The insane teabaggers however, who want to revoke amendments to the constitution, go gestapo on suspected illegal immigrants, prosecute the Obama administration, expand gun rights everywhere including bars, and wipe out social safety nets, on and on? Republican candidates & leaders bend over backwards for this insanity. When the far right keeps going further and further to the right and the democratic party remains more in moderately-conservative zone, the real 'center' just keeps recalibrating further and further to the right, as the middle of a rope in a tug of war.
@14 I'm pretty sure watching Fox News causes AIDS.

Or was that Gold Fever ... it's hard to be sure.
Even if everyone could grow marijuana as easily as, oh, say, turning on a tap, it doesn't mean they won't buy it packaged anyway like friggin bottled water.
What an absurd argument.
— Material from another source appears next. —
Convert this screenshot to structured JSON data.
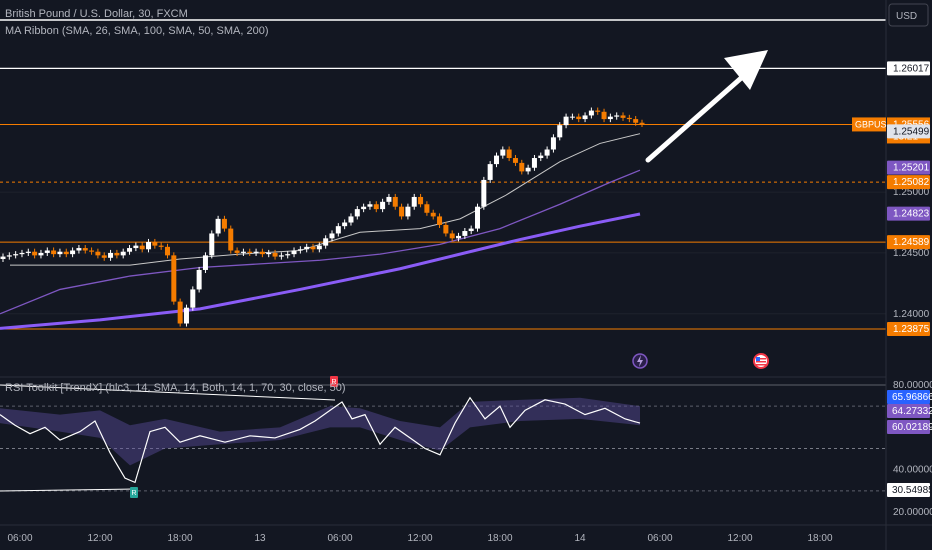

Even if only 10% of people buy legally grown weed, (which would be absurdly low compared to any other agricultural product in the US) the government still MAKES money through taxes, rather than shell out a bunch of money on convictions.

Of course, you have to admit that Kerlikowski is just doing what any company leader would. A significant chunk of the money that supports his employees (and their faimilies) comes from the "War on Drugs".
One variety of pot is distinguishable in price and availability, and one company's legal pot will be sold at a vastly different price than another's. This proves that pot isn't a commodity like potatoes. The assertion that a black market would shrivel and vanish with legalization is wrong, and that's actually not a bad thing. Any time someone does business under the table for cash they are part of a black market. We all have done it, and always will. The finding is correct that many will shirk taxation and find "moonshine" bud, because it isnt like corn or dog chow- it's more like engagement rings. The real question is, so what? This illegal behavior happens constantly on Craigslist for everything from hired help to canned tuna.